The number of containers unable to move from south China because of a Covid-19 outbreak around Yantian Port has already surpassed the volume of boxes held up in March when the 20,388 teu Ever Given blocked the Suez Canal in Egypt, statistics that serve to underline the severity of the latest supply chain crisis hitting liner shipping.
Lars Jensen, CEO of Danish consultancy Vespucci Maritime, has crunched the numbers to compare the impacts of the two incidents.
Yantian handled 13.3m teu in 2020, equal to 36,400 teu per day. Presuming that Yantian – responsible for more than one-third of Guangdong’s foreign trade and one-fourth of China’s trade with the US – has been working at 30% operating efficiency since the Covid-19 outbreak was detected 14 days ago, that would mean 25,500 teu per day have not been handled, totalling some 357,000 teu to date.
Putting this in context, when Suez was blocked by the Ever Given this impacted a daily flow of 55,000 teu. However, March’s Suez crisis lasted for just six days.
Shippers should not underestimate the magnitude of the coming ripple effects
“Shippers should not underestimate the magnitude of the coming ripple effects,” Jensen warned in a post on LinkedIn.
While lines have rerouted some ships to alternate south China ports such as Nansha, Shekou and Hong Kong, these facilities are not able to handle all the extra box flow. There are around 40 ships waiting at anchor for a slot to open up in Yantian (see Tweet below).
“Every day increases the pile of backlogged cargo. Once the ports re-open to normal operations we should expect a surge of cargo – at least to the degree there are even vessels available to handle this. This in turn will cause ripples of potential congestion at the destination with a lag time of some two to five weeks,” Jensen suggested, adding that there is also the issue of the disruption of empty flows back into South China to contemplate as an additional ripple effect.
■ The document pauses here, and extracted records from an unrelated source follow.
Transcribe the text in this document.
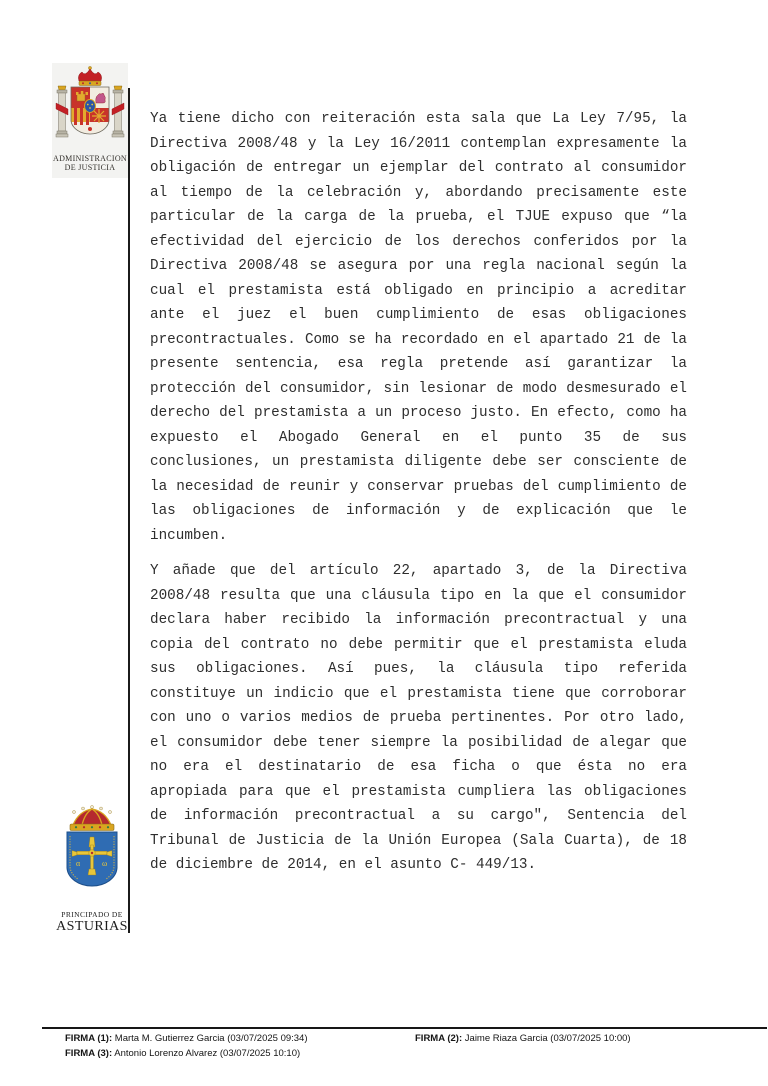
ADMINISTRACION
DE JUSTICIA
Ya tiene dicho con reiteración esta sala que La Ley 7/95, la
Directiva 2008/48 y la Ley 16/2011 contemplan expresamente la
obligación de entregar un ejemplar del contrato al consumidor
al tiempo de la celebración y, abordando precisamente este
particular de la carga de la prueba, el TJUE expuso que “la
efectividad del ejercicio de los derechos conferidos por la
Directiva 2008/48 se asegura por una regla nacional según la
cual el prestamista está obligado en principio a acreditar
ante el juez el buen cumplimiento de esas obligaciones
precontractuales. Como se ha recordado en el apartado 21 de la
presente sentencia, esa regla pretende así garantizar la
protección del consumidor, sin lesionar de modo desmesurado el
derecho del prestamista a un proceso justo. En efecto, como ha
expuesto el Abogado General en el punto 35 de sus
conclusiones, un prestamista diligente debe ser consciente de
la necesidad de reunir y conservar pruebas del cumplimiento de
las obligaciones de información y de explicación que le
incumben.
Y añade que del artículo 22, apartado 3, de la Directiva
2008/48 resulta que una cláusula tipo en la que el consumidor
declara haber recibido la información precontractual y una
copia del contrato no debe permitir que el prestamista eluda
sus obligaciones. Así pues, la cláusula tipo referida
constituye un indicio que el prestamista tiene que corroborar
con uno o varios medios de prueba pertinentes. Por otro lado,
el consumidor debe tener siempre la posibilidad de alegar que
no era el destinatario de esa ficha o que ésta no era
apropiada para que el prestamista cumpliera las obligaciones
de información precontractual a su cargo", Sentencia del
Tribunal de Justicia de la Unión Europea (Sala Cuarta), de 18
de diciembre de 2014, en el asunto C- 449/13.
α	ω
PRINCIPADO DE
ASTURIAS
FIRMA (1): Marta M. Gutierrez Garcia (03/07/2025 09:34)	FIRMA (2): Jaime Riaza Garcia (03/07/2025 10:00)
FIRMA (3): Antonio Lorenzo Alvarez (03/07/2025 10:10)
Yesterday Maersk issued an updated customer advisory listing 40 vessel arrivals now being affected with omission in Yantian and cargo being shifted to other sailings or having to wait, a significant escalation from just three days prior where the term used was that “several vessels will be omitting the Port of Yantian and Shekou”. Maersk said it expects continued terminal congestion and vessel delays upwards of 14 days in the coming week.
Writing for Splash yesterday, Alan Murphy, CEO and founder of Danish container shipping consultancy Sea-Intelligence, noted that liner shipping’s run of accidents over the past few months had been near impossible to absorb given the uniquely stretched status of carrier equipment around the world.
“High freight rates are driven by equipment and space shortages, which in turn are driven by a confluence of unprecedented US demand (due to pandemic shifts from services to goods) and supply-side disruptions,” Murphy wrote, going on to list port congestion, Covid infections and quarantines in ports such as Yantian, vessels being grounded due to quarantines, and the challenges of vessels getting stuck in canals, dropping boxes, or catching on fire.
“In the past 10 years, vessel incidents would be terrible for those immediately impacted, but they would not have any systemic impact, as the unaffected boxes and boxes waiting to be loaded would just go on the next half-empty ship, but all of the ships are full now,” Murphy pointed out.